La Méditerranée s’invite très tôt en terres narbonnaises, et avec elle ses cultures, ses peuples, ses langages, ses accents. Le latin oral et les dialectes locaux se mêlent progressivement pour devenir langues d’oc dans une grande moitié méridionale de la « France » au Moyen Âge, alors que les influences celtiques et germaniques se font entendre dans les langues d’oïl au nord (ancien français). Après les Romains arrivent les Wisigoths, « barbares » venus du Nord au Ve siècle ; puis en 719 jusqu’en 759 Narbonne conquise par les troupes du califat des omeyyades de Damas devient Arbûna, avant que les Francs ne reprennent la ville, aidés par la population wisigothe locale.
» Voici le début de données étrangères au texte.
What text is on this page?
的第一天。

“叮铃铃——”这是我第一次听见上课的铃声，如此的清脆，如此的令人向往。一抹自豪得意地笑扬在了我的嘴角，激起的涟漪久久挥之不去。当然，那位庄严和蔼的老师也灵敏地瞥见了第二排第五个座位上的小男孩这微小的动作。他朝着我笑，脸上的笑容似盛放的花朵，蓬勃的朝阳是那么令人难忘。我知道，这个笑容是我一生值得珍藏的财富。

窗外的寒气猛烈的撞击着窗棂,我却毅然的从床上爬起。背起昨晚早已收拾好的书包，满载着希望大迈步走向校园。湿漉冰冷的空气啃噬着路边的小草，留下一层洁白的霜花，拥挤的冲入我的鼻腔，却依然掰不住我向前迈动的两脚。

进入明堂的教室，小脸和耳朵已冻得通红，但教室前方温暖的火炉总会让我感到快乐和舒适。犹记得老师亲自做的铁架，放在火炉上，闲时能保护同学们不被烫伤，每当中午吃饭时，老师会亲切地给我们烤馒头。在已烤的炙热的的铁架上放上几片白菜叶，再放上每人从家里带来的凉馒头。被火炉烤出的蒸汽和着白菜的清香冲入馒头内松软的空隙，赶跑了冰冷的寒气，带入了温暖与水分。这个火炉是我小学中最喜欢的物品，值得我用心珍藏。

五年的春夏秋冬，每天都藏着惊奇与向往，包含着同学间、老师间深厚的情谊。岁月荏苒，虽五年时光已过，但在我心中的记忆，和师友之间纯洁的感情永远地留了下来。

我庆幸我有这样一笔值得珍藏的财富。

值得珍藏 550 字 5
Cette brève fresque historique permet de mieux comprendre et revendiquer le métissage que sous-entend le terme Narbonoïde. Oui, nous sommes des « bâtards méditerranéens », issus de la longue histoire des peuples de l’eau mais aussi des routes, venus des mers et des fleuves, du Nord, du Sud, de l’Est, de l’Ouest ; pour conquérir, se réfugier, échanger, marchander, rencontrer, et parfois s’y installer. Si aujourd’hui les milieux fascistes usent et abusent du terme sur la toile, en font des chants et des insultes, ce n’est pas tellement dans le sens d’un racisme anti-méridional primaire, mais c’est surtout dans l’idée d’opposer le concept de narbonoïde à celui de « race pure ».
Cette idée n’est pas contemporaine et dès l’antiquité les « barbares » désignent les peuples qui ne parlent ni le latin ni le grec. Plus tard, la hiérarchisation des « races », qui implique l’existence de groupes supérieurs aux autres, nourrit et justifie certaines idéologies comme le colonialisme, l’esclavagisme, le darwinisme social ou l’eugénisme, allant même jusqu’à créer des mythes comme celui de « peuple aryen ». La recherche génétique a mis à mal dans les années 70 les théories racistes en montrant que l’espèce humaine partage le même patrimoine génétique à 99,8% mais la peur de l’altérité a la dent dure…
Pourtant nous sommes constitué-e-s par l’altérité, nous sommes – et revendiquons l’être – des « sang-mêlé-e-s », « narbonoïdes ». Quoi de plus paradoxal qu’en ces lieux, berceau de la « narbonoïdité », le Rassemblement National se croie en terre conquise et s’offre le culot de rassembler ses militants à Narbonne le 1er mai 2025 !
Les Narbonoïdes ont-ils/elles perdu la tête ? Ont-ils/elles oublié leurs racines métissées fruit d’une longue histoire des communautés et des peuples celtes, ibères, latins, wisigoths, arabes, francs, juifs présents depuis le Ve siècle, espagnols franchissant les Pyrénées lors de la Retirada,…
Un parti qui prône l’expulsion des étrangers, le droit du sang, le renforcement de l’Europe forteresse déjà existante et qui a transformé notre Méditerranée en immense cimetière n’a pas sa place en terre narbonnaise !
Oc sèm Narbonoïdes ! Et nous affirmons que sur cette terre de métissage millénaire, d’identité en mouvement et d’accueil, le racisme est un non-sens, que le 1er mai à Narbonne ne sera pas celui d’une instrumentalisation politique mais d’un grand rassemblement anti-fasciste.
Dina, une Narbonoïde
Rendez-vous le 1er mai à 11 h devant la sous-préfecture de Narbonne puis toute la journée à la Bourse du travail.